90.7 Health Reporter Abe Aboraya spoke with Dr. Steven Smith, the chief scientific officer at AdventHealth about what the changes could mean for patients.
Steven Smith: We are and will continue to use convalescent plasma as this decision is made by the FDA. So the local impact, I would say, and the nationwide impact, at least in the short term will be minimal.
Abe Aboraya: I looked at some of the studies, the pre publication studies on it. And it does look like there's a reduction in death from people who are getting this. What is the FDA looking at? What is worrying them about this?
Smith: Here's the key question for us today. And that the FDA is trying to answer is how much data is good enough to expand the use outside of this very controlled situation, into the broader population. Now the gold standard in that is what we would call a randomized clinical trial, there's the active treatment, and then there's a placebo treatment, or we treat people with treatment A versus treatment B, in this case, that really has not yet been done. What has been done in the large Mayo Clinic study is that they gave it and asked questions about if you gave it early. Does it work? versus late? If you give it after somebody's really sick, we wouldn't expect that it would work. Also, are more antibodies better? In other words, some people have lots of antibodies in their convalescent plasma, does that work better than if you have low antibody titers? And indeed, that's what they found. And that's very suggestive that if you give convalescent plasma early, and you have high titers of antibody, you're going to respond better. And so that is suggestive, but it is not that gold standard that we usually talk about the Houston experiment, did something different, they basically said, Okay, we're going to give convalescent plasma. And then we're going to compare it to other patients who look like the ones who were given plasma. So, in that study, they saw if you give it in the first 72 hours or three days, it seemed to be more effective than if you give it late. And in addition, if you had high antibody titers, convalescent plasma worked better. So you combine these together with the old data from SARS, it looks like you need to give this early and you probably need to have higher titers or better convalescent plasma. What we're trying to do here is really answer the question, is that enough data to be able to say, Yeah, let's go all in and make this as distributed as possible for all of the nation and all of our patients in the hospital.
Aboraya: And this is something too that there's a lot of pressure at the top level of the federal government to have treatments that are effective for for this virus right now?

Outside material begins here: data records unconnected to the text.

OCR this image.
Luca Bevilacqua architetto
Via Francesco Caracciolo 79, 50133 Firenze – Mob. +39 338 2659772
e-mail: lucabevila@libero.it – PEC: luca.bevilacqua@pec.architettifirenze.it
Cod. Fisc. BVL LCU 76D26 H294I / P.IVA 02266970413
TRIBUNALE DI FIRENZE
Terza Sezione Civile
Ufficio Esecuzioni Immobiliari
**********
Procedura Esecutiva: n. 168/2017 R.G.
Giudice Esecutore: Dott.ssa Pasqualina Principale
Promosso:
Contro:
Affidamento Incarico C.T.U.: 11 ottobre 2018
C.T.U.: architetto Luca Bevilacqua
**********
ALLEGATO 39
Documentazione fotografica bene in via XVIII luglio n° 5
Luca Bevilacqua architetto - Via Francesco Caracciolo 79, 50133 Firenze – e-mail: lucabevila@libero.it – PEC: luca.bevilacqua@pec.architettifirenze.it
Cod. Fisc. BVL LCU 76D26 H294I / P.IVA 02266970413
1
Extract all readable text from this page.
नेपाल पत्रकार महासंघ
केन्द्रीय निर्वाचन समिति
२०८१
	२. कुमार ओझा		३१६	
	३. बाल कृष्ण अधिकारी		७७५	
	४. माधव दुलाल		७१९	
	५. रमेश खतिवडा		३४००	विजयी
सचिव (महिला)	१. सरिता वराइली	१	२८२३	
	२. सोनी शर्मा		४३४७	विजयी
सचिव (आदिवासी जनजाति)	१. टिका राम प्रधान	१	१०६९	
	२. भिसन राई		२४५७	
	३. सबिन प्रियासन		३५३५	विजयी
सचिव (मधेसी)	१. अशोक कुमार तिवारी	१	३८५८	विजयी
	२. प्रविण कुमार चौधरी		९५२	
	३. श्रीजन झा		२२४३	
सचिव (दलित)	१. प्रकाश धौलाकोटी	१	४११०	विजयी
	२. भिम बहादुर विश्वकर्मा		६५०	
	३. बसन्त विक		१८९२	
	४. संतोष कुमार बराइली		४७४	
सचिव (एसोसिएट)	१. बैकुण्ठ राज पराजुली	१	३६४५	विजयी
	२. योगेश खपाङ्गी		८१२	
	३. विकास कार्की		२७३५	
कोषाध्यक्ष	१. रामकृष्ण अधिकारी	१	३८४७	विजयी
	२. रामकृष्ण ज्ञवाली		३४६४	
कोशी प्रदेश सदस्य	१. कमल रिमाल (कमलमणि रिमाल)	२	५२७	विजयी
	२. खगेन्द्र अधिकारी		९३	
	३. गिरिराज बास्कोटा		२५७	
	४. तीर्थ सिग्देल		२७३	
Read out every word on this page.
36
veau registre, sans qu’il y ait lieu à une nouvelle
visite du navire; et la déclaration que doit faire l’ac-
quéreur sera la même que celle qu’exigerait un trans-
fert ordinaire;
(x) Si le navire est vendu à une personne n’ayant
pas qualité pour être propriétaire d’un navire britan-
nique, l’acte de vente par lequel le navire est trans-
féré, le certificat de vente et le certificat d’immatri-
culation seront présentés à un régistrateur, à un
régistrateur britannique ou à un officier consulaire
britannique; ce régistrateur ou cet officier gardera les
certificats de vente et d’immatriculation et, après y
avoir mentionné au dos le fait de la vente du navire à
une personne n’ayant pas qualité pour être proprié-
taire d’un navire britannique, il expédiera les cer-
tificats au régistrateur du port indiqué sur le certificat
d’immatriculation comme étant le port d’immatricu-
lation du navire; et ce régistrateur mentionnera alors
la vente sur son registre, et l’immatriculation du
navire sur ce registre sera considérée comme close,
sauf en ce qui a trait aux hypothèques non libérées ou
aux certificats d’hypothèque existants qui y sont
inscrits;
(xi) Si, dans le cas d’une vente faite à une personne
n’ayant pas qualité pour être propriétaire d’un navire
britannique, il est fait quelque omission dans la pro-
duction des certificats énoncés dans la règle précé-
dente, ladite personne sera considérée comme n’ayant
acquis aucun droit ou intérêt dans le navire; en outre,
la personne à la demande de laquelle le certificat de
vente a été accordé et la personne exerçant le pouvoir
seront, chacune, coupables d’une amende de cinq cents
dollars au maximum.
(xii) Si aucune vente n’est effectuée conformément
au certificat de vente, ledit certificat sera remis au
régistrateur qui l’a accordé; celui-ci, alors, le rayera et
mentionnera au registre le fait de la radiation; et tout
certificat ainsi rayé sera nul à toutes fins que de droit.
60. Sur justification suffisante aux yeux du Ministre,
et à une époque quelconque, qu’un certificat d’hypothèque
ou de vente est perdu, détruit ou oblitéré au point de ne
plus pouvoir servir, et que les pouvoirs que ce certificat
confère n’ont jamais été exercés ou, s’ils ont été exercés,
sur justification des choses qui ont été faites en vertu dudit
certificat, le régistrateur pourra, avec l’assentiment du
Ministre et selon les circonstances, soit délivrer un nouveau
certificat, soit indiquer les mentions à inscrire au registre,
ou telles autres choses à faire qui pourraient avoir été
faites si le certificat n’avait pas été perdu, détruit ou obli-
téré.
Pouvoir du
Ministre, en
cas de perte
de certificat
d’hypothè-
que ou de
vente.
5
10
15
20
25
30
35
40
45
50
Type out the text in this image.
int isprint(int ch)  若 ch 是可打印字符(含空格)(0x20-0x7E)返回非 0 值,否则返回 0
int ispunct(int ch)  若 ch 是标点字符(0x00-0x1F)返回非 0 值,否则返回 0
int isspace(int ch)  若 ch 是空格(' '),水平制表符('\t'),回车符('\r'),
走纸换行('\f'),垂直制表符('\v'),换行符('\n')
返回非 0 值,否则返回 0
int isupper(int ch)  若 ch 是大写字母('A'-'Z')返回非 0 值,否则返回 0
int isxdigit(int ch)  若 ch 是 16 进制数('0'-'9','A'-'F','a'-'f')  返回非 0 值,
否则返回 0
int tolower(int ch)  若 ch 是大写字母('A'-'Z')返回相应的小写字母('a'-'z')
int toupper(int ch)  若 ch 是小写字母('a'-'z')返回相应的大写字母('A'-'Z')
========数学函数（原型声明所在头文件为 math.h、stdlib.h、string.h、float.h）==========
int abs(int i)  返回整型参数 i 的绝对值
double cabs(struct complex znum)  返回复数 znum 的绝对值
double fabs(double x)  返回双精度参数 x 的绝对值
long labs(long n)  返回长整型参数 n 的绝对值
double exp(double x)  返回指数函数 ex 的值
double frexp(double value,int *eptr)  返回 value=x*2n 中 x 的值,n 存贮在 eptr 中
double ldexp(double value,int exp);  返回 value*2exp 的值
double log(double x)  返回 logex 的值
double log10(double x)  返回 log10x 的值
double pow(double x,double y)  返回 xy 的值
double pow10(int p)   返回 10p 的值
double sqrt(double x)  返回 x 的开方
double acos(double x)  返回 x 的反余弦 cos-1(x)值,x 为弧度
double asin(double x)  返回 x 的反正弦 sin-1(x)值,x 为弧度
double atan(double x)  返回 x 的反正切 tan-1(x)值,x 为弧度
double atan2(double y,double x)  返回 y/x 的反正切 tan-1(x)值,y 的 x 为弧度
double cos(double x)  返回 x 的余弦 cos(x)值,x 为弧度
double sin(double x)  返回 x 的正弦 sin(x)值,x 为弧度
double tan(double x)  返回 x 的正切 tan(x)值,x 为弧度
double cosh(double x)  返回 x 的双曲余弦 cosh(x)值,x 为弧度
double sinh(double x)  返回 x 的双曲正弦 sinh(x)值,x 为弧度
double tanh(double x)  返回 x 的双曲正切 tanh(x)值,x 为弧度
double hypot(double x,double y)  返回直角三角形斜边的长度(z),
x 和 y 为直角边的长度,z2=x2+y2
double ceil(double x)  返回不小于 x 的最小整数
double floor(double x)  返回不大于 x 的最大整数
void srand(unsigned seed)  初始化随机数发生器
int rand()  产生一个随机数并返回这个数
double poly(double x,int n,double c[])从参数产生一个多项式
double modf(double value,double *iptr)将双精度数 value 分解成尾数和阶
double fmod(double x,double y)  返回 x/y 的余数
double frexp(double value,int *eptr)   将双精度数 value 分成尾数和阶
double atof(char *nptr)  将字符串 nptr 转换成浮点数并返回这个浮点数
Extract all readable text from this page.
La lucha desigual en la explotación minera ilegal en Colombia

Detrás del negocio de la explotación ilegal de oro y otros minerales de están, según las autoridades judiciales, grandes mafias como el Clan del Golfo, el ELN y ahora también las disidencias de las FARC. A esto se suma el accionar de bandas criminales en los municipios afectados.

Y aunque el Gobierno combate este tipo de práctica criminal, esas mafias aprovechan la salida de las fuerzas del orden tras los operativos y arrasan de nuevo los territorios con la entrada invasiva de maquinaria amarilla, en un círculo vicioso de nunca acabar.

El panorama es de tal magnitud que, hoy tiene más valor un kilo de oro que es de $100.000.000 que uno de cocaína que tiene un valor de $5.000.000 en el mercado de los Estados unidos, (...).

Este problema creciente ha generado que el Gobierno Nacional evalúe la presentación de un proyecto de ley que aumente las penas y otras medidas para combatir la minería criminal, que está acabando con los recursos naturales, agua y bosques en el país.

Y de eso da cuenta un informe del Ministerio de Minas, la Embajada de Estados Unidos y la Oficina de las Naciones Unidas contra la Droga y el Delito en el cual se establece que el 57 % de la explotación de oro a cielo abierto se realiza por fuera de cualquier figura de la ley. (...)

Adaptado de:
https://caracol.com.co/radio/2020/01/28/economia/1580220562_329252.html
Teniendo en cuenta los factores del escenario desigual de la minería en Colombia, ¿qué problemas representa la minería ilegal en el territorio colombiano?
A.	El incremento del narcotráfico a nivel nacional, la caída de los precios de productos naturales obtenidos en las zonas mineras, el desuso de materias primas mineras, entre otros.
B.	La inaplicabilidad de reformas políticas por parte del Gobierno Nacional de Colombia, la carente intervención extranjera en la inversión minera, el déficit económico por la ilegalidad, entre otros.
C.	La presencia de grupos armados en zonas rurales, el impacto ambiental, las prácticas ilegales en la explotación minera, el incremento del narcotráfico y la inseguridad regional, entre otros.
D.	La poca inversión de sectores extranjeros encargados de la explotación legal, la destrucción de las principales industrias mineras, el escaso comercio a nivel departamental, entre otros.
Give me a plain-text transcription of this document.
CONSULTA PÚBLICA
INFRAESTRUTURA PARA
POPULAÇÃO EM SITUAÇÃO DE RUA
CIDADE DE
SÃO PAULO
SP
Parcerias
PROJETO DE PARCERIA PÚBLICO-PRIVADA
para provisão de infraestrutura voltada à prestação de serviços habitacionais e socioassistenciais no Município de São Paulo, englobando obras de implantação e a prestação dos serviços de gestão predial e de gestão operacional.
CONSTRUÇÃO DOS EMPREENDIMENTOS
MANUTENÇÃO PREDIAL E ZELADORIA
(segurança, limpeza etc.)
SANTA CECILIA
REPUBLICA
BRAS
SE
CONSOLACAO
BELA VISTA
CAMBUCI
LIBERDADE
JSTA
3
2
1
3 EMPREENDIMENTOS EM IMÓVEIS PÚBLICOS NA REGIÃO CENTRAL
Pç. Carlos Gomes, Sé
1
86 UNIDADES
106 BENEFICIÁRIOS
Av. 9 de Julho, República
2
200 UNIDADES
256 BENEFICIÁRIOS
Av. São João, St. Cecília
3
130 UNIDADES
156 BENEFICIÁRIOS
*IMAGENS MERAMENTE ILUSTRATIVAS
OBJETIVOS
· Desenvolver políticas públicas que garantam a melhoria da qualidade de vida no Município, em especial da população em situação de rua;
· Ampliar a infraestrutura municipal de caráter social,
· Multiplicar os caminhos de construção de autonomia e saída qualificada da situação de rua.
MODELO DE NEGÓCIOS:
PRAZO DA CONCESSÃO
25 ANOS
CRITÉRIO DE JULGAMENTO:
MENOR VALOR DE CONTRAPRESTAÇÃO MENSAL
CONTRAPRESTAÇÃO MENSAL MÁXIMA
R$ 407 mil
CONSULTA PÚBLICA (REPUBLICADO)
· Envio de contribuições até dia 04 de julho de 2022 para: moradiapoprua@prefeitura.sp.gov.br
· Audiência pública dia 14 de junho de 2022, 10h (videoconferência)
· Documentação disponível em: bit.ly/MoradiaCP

Smith: Let me tell you, where a lot of our a lot of our pressure comes from is from our patients and from our practitioners in the hospital, who have heard about convalescent plasma and other treatments in the lay press. And they're demanding access to things that are going to be both safe and efficacious. So, I mean, I do understand the political pressure here, but there's a lot of pressure from, from our community, from our patients and from our physicians to have proven, safe and effective therapy. So it's not just at the political level, this is something that that people are affected by COVID are really dealing with as well.